We are told the profit we want is based on the cost.

So we take the cost x as 100% and the profit as 25% this will give you the selling price at 125% x.

We know this is $50 dollars so to get x we divide by 125/100

You could also have this as an equation.

1x + .25x = 50

1.25x = 50

x = 50/1.25

x=40

Ebtehal says

It’s very helpful, thank you.

John Moffat says

You are welcome 🙂

nhelal89 says

thank you

John Moffat says

You are welcome 🙂

phantomghostly says

whts is the easiest way to understand maxmin, Maximin. and Minimax

John Moffat says

I do not understand why you have posted this as a comment on a lecture on target costing!!
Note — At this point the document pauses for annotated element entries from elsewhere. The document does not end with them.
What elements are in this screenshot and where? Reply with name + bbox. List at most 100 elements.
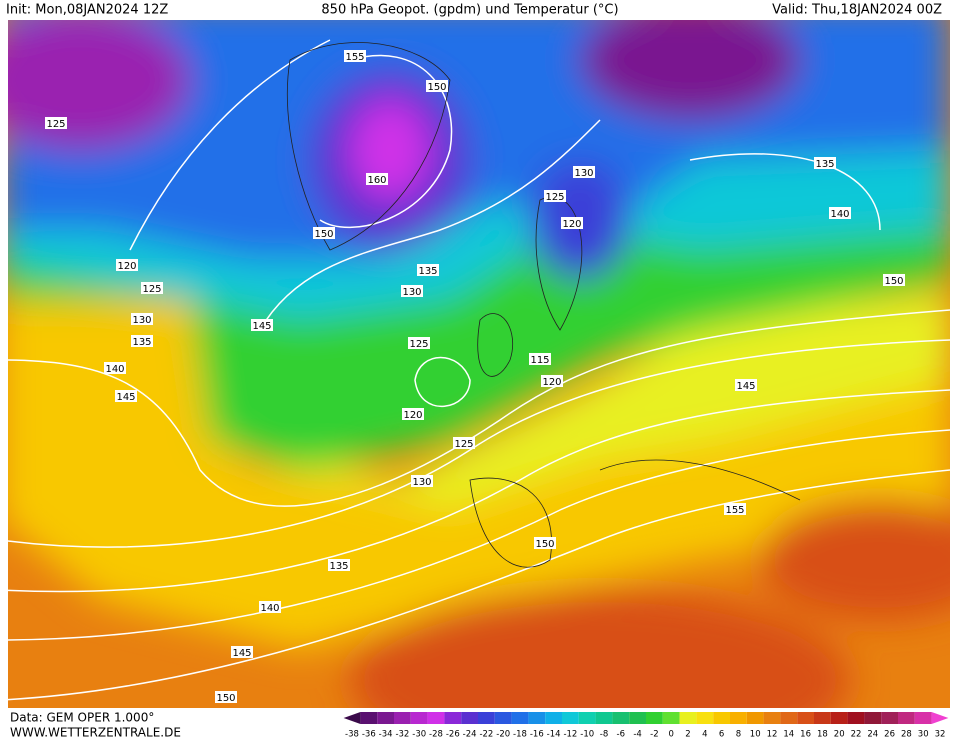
contour-label: 115 [530, 355, 549, 366]
colorbar-label: 4 [702, 730, 707, 740]
colorbar-label: 14 [783, 730, 794, 740]
colorbar-swatch [679, 712, 697, 724]
colorbar-swatch [730, 712, 747, 724]
contour-label-box [401, 285, 423, 297]
map-title: 850 hPa Geopot. (gpdm) und Temperatur (°… [321, 3, 618, 18]
contour-label: 135 [418, 266, 437, 277]
contour-label: 155 [725, 505, 744, 516]
data-source: Data: GEM OPER 1.000° [10, 711, 154, 725]
contour-label-box [402, 408, 424, 420]
colorbar-swatch [914, 712, 932, 724]
contour-label-box [529, 353, 551, 365]
colorbar-swatch [780, 712, 798, 724]
colorbar-label: 8 [736, 730, 741, 740]
colorbar-label: -14 [547, 730, 561, 740]
contour-label-box [115, 390, 137, 402]
colorbar-swatch [360, 712, 378, 724]
contour-label-box [45, 117, 67, 129]
contour-label-box [131, 335, 153, 347]
contour-label-box [131, 313, 153, 325]
contour-label-box [116, 259, 138, 271]
colorbar-swatch [377, 712, 394, 724]
colorbar-label: 18 [817, 730, 828, 740]
contour-label-box [366, 173, 388, 185]
colorbar-label: -20 [496, 730, 510, 740]
contour-label: 150 [216, 693, 235, 704]
colorbar-swatch [746, 712, 764, 724]
website: WWW.WETTERZENTRALE.DE [10, 726, 181, 740]
contour-label: 155 [345, 52, 364, 63]
contour-label-box [313, 227, 335, 239]
contour-label: 135 [815, 159, 834, 170]
colorbar-label: 6 [719, 730, 724, 740]
contour-label: 125 [46, 119, 65, 130]
colorbar-swatch [394, 712, 411, 724]
contour-label: 140 [105, 364, 124, 375]
colorbar: -38 -36 -34 -32 -30 -28 -26 -24 -22 -20 -18 -16 -14-… [343, 712, 949, 740]
colorbar-label: 12 [767, 730, 778, 740]
colorbar-label: -32 [395, 730, 409, 740]
contour-label: 135 [329, 561, 348, 572]
contour-label: 130 [574, 168, 593, 179]
colorbar-arrow [931, 712, 949, 724]
colorbar-swatch [847, 712, 865, 724]
contour-label-box [534, 537, 556, 549]
contour-label-box [411, 475, 433, 487]
colorbar-swatch [830, 712, 848, 724]
colorbar-swatch [763, 712, 781, 724]
contour-label: 125 [454, 439, 473, 450]
colorbar-arrow [343, 712, 361, 724]
contour-label-box [541, 375, 563, 387]
colorbar-swatch [545, 712, 562, 724]
init-time: Init: Mon,08JAN2024 12Z [6, 3, 168, 18]
geopotential-contours [8, 39, 950, 701]
contour-label: 145 [736, 381, 755, 392]
colorbar-swatch [881, 712, 898, 724]
contour-label: 120 [562, 219, 581, 230]
contour-label: 120 [117, 261, 136, 272]
contour-label: 150 [535, 539, 554, 550]
contour-label: 150 [314, 229, 333, 240]
colorbar-swatch [528, 712, 546, 724]
contour-label-box [344, 50, 366, 62]
contour-label: 140 [260, 603, 279, 614]
colorbar-swatch [696, 712, 714, 724]
contour-label: 145 [116, 392, 135, 403]
contour-label-box [259, 601, 281, 613]
contour-label-box [829, 207, 851, 219]
colorbar-swatch [662, 712, 680, 724]
colorbar-label: -18 [513, 730, 527, 740]
contour-label-box [426, 80, 448, 92]
contour-label: 140 [830, 209, 849, 220]
contour-label: 145 [252, 321, 271, 332]
colorbar-swatch [478, 712, 495, 724]
contour-label: 135 [132, 337, 151, 348]
contour-label: 125 [545, 192, 564, 203]
colorbar-swatch [511, 712, 529, 724]
colorbar-swatch [444, 712, 462, 724]
contour-label: 125 [409, 339, 428, 350]
colorbar-swatch [713, 712, 730, 724]
colorbar-label: 24 [867, 730, 878, 740]
contour-label: 120 [403, 410, 422, 421]
contour-label: 130 [402, 287, 421, 298]
colorbar-label: 22 [851, 730, 862, 740]
colorbar-swatch [562, 712, 579, 724]
contour-label-box [141, 282, 163, 294]
colorbar-label: -36 [362, 730, 376, 740]
contour-label-box [735, 379, 757, 391]
contour-label-box [453, 437, 475, 449]
colorbar-label: -28 [429, 730, 443, 740]
contour-label-box [724, 503, 746, 515]
contour-label-box [408, 337, 430, 349]
colorbar-label: 30 [918, 730, 929, 740]
colorbar-label: 28 [901, 730, 912, 740]
colorbar-label: -2 [650, 730, 658, 740]
contour-label-box [215, 691, 237, 703]
colorbar-label: -30 [412, 730, 426, 740]
colorbar-swatch [494, 712, 512, 724]
contour-label: 145 [232, 648, 251, 659]
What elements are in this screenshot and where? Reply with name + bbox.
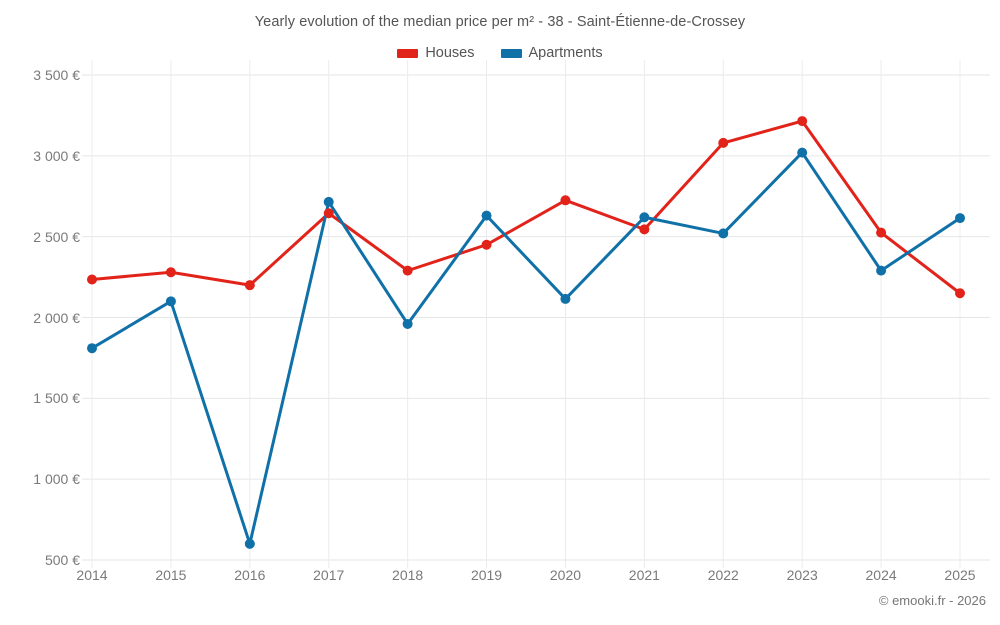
x-axis-tick-label: 2017 bbox=[313, 567, 345, 583]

Maximin etc. are all explained in my free lectures on risk and uncertainty.

John Moffat says

No, no – it is nothing like cost plus pricing!!

With cost plus pricing we start with the cost and add on a % to get the selling price. But there is then no incentive to reduce costs.

With target costing we start with a realistic selling price and then decide what the maximum cost has to be to be able to get the desired profit.

alie2018 says

Thank you John. Based on your presentation target costing is effectively the same as conventional cost plus pricing. Why the target cost is always calculated on a per unit basis according to your explanation?